The top 10% of recipients of federal farm payments raked in more than 79% of total subsidies over the last 25 years—producing billions of dollars for a relatively small group of U.S. producers, according to a new analysis of federal data from an environmental group.
In total, the federal government paid more than $478 billion from 2015 to 2021 in farm support for crop insurance, disasters, conservation payments and subsidies for certain crops like corn and soybeans, according to the analysis of federal data the Environmental Working Group released Wednesday.
The U.S. Agriculture Department programs support hundreds of thousands of producers across the country. But a select group of super collectors is bringing in an outsized portion of farm subsidies.
The top 1% collected 27% of total subsidies between 1995 and 2021, according to the report.
Some of the farm payments are more opaque. The government does not release information on all of the individuals who receive support for crop insurance. And the Trump administration changed how it reported some farm subsidies, so it lists them by banks instead of individuals, making it harder to see who received some of the payments from 2019 to 2021.
More than half of farm subsidies over the last 25 years were commodity payments to crops like corn, soybeans, wheat, cotton and rice, according to the EWG database.
“Based on what we do know, we can still see the most successful farm businesses are still collecting the lion’s share of subsidies … while the vast majority of farmers are getting little or nothing,” said Scott Faber, vice president of government affairs at the Environmental Working Group, an independent nonprofit that conducts extensive research.
The biggest of those were corn subsidies.
Federal spending on crop insurance has grown in recent farm bills, and crop insurance payments now make up a quarter of all subsidy payments.
In Iowa, the family farm that is managed by the son of Republican U.S. Sen. Chuck Grassley, a farm policy leader, received more than $1.4 million from 1995 to 2021, the report shows. The payments included disaster, corn, soybean and oat commodity subsidies.
The payments are listed for Robin Grassley, the family farm manager. Chuck Grassley and Republican Sen. Joni Ernst of Iowa both sit on the Senate Agriculture Committee.
Pat Grassley, a state representative in Iowa and the senator’s grandson, collected $55,500 in federal payments since 2005. Most of those were relatively small commodity payments from $700 to $2,000 a year—with the exception of 2020, when he received $20,000.
The database compiles data collected from federal reporting and Freedom of Information Act requests.

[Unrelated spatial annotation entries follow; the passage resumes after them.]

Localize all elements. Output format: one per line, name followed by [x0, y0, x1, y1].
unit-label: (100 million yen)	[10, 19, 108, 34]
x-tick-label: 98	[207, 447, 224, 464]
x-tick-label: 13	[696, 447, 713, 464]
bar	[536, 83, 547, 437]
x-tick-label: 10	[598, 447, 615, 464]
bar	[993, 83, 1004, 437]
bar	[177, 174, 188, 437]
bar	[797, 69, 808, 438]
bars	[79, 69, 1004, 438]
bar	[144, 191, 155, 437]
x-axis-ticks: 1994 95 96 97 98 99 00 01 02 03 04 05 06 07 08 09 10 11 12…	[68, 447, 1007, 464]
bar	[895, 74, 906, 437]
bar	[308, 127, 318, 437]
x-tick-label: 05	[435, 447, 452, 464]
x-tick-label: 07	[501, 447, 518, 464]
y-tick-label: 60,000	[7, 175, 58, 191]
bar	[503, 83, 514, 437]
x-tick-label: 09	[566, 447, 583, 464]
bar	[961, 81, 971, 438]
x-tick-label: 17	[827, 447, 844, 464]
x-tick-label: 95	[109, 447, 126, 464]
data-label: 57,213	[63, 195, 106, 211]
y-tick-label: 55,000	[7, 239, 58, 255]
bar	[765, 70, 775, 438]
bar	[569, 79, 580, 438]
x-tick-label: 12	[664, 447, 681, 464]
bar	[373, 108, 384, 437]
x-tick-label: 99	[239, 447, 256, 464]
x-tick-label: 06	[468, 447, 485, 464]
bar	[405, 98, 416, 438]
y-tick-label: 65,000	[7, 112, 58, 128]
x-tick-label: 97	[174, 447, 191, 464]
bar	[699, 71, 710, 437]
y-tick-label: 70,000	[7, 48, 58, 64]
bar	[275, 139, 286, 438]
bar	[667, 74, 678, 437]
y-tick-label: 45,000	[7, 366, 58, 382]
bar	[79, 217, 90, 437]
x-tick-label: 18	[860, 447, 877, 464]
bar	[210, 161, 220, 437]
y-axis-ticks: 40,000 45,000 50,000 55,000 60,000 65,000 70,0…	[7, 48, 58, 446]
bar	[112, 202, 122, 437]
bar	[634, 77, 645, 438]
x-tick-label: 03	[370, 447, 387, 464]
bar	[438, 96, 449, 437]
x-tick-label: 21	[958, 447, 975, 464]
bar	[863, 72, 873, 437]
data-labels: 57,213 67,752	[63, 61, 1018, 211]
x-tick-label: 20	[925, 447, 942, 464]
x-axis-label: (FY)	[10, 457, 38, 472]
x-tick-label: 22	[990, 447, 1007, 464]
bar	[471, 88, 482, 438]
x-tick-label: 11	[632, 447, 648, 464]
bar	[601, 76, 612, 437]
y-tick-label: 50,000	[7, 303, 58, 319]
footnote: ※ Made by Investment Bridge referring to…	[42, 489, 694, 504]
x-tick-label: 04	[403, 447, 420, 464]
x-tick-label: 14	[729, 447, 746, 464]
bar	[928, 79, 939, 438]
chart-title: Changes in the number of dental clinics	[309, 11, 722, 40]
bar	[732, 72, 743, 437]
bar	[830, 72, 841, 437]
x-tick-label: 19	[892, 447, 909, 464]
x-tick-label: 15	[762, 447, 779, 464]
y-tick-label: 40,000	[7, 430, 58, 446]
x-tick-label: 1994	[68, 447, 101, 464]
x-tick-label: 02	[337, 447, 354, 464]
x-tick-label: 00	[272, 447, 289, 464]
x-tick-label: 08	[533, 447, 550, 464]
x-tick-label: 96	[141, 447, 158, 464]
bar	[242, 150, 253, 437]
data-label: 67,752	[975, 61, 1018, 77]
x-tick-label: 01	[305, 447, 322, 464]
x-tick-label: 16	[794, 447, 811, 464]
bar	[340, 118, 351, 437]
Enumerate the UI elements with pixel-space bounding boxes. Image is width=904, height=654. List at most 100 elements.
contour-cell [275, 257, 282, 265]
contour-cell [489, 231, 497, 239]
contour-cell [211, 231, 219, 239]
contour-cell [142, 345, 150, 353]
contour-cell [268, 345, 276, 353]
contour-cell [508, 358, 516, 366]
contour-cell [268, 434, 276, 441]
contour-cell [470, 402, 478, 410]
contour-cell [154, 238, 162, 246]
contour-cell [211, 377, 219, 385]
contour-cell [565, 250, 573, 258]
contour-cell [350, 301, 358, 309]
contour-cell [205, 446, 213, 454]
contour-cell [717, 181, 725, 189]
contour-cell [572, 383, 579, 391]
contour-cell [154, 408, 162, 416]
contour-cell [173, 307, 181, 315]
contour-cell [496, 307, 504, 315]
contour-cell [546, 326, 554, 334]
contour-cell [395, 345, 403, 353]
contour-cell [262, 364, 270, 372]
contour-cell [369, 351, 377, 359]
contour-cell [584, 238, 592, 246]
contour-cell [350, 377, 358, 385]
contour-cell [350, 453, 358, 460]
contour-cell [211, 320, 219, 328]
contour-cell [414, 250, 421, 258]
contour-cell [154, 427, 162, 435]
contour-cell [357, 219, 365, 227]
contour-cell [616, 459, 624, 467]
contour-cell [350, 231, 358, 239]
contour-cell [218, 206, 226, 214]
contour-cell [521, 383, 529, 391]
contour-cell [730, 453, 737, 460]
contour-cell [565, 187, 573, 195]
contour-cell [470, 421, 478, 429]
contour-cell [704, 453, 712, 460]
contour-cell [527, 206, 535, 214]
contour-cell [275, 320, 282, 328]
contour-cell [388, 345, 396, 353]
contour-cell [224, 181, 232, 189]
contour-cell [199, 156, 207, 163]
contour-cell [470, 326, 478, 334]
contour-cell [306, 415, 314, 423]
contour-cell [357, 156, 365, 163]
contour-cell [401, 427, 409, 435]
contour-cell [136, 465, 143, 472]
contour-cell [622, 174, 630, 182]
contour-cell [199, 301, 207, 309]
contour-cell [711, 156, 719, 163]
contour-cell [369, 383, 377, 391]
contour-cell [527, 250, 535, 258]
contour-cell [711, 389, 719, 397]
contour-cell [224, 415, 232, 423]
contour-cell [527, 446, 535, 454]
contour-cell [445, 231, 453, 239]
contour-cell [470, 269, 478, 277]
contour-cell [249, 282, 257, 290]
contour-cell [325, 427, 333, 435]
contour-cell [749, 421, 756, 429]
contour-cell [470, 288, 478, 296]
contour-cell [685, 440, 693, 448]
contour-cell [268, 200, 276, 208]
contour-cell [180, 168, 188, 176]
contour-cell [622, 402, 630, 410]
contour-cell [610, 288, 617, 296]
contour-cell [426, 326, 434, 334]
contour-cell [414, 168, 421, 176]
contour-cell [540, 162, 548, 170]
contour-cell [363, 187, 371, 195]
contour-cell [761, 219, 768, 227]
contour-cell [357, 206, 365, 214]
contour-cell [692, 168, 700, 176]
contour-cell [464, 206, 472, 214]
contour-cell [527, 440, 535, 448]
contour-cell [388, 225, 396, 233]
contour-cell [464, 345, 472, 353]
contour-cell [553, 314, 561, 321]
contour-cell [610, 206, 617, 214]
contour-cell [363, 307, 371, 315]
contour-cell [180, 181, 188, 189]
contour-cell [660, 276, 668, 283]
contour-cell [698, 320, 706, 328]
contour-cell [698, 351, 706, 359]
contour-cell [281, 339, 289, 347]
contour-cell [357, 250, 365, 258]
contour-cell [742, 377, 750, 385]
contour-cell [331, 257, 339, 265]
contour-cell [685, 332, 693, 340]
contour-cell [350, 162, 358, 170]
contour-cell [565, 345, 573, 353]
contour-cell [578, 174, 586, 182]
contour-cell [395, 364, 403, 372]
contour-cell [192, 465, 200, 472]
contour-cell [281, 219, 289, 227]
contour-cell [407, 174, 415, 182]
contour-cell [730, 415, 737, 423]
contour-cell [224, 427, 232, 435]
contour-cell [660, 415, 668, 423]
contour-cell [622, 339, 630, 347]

Harvesting Federal Support
The distribution of farm subsidies does not necessarily follow the amount of agricultural production in a state.
For instance, California is the most agriculture-producing state, according to the USDA, but is 11th on the list for subsidy payments.
North Carolina is in the top 10 for agriculture production but ranks 20th for farm subsidy receipts. Instead, more money goes to Texas, Iowa and Illinois, where large farms grow subsidized commodity crops, like corn and soybeans.
Georgia ranks 17th on the subsidy list with a total of $1.4 billion claimed by the state’s farmers from 1995 to 2022. Georgia also ranks 17th for gross receipts of its farms, which amounted to about $11 billion in 2021.
Farm Bill Debate Launches
The report comes as Congress kicks off its rewrite of the sweeping federal farm bill, which will set both policy and funding levels for farm, food and conservation programs for the next five years. The Senate Agriculture Committee held its first farm bill hearing of the year Wednesday. The current farm bill expires at the end of September.
Originally a product of the New Deal, the first farm bill in 1933 focused on commodity price support to provide relief for farmers and ensure a steady domestic food supply for Americans during the Great Depression.
Since then, lawmakers have passed 18 farm bills and greatly expanded the reach of the legislation.
For example, Congress added a conservation section to the farm bill in 1985 with payments for farmers who conserve soil, idle land for wildlife habitat or employ certain conservation practices.
But the biggest spending in recent farm bills is not on farms at all but in the nutrition title, which includes the Supplemental Nutrition Assistance Program, or SNAP, formerly known as food stamps.
The politically fraught process of authoring a new farm bill faces extra challenges this year from a divided Congress, a looming debate over the federal debt ceiling and the potential for extended amendments in the House.
The leaders of the House and Senate Agriculture committees, Thompson and Democratic Sen. Debbie Stabenow of Michigan, have each said they will aim to finish a new farm bill on time but acknowledged it will be a challenge this year.
“We know because of the timeline and all of the complexity of everything going on and the challenges in the House that it may take a little bit longer, but we’re committed to getting it done,” Stabenow said in a January interview on the web broadcast Agri-Pulse newsmakers.
Crop Subsidies Could Face Attacks
Crop subsidies come under fire in every farm bill debate—both from environmental groups that would like to see the money invested elsewhere and budget hawks who want to trim federal spending.
The Republican Study Committee, whose members make up 80% of all Republican members of Congress, proposed drastic cuts for the farm bill and limits on some farm subsidies in the draft budget it released last summer as a “Blueprint to Save America.”
But Agriculture Committee leaders have not indicated they intend to undertake any massive overhaul in this farm bill.
Thompson has said he does not want to dismantle farm supports, which he and other farm state lawmakers see as a safety net critical for producers and rural communities.
Democrats on his committee have not shown enthusiasm for an overhaul of farm subsidies, either.
In a recent list of farm bill priorities, Georgia Rep. David Scott, the top Democrat on the House Agriculture Committee, did not include changes for farm subsidies other than extending programs for livestock producers and small farmers.
Georgia Rep. Austin Scott, a Thomaston Republican who will chair the subcommittee that oversees farm commodities, said at a farm bill listening session last month that he wants to look at the reference prices that trigger payments for row crops but has not expressed interest in a massive subsidy overhaul.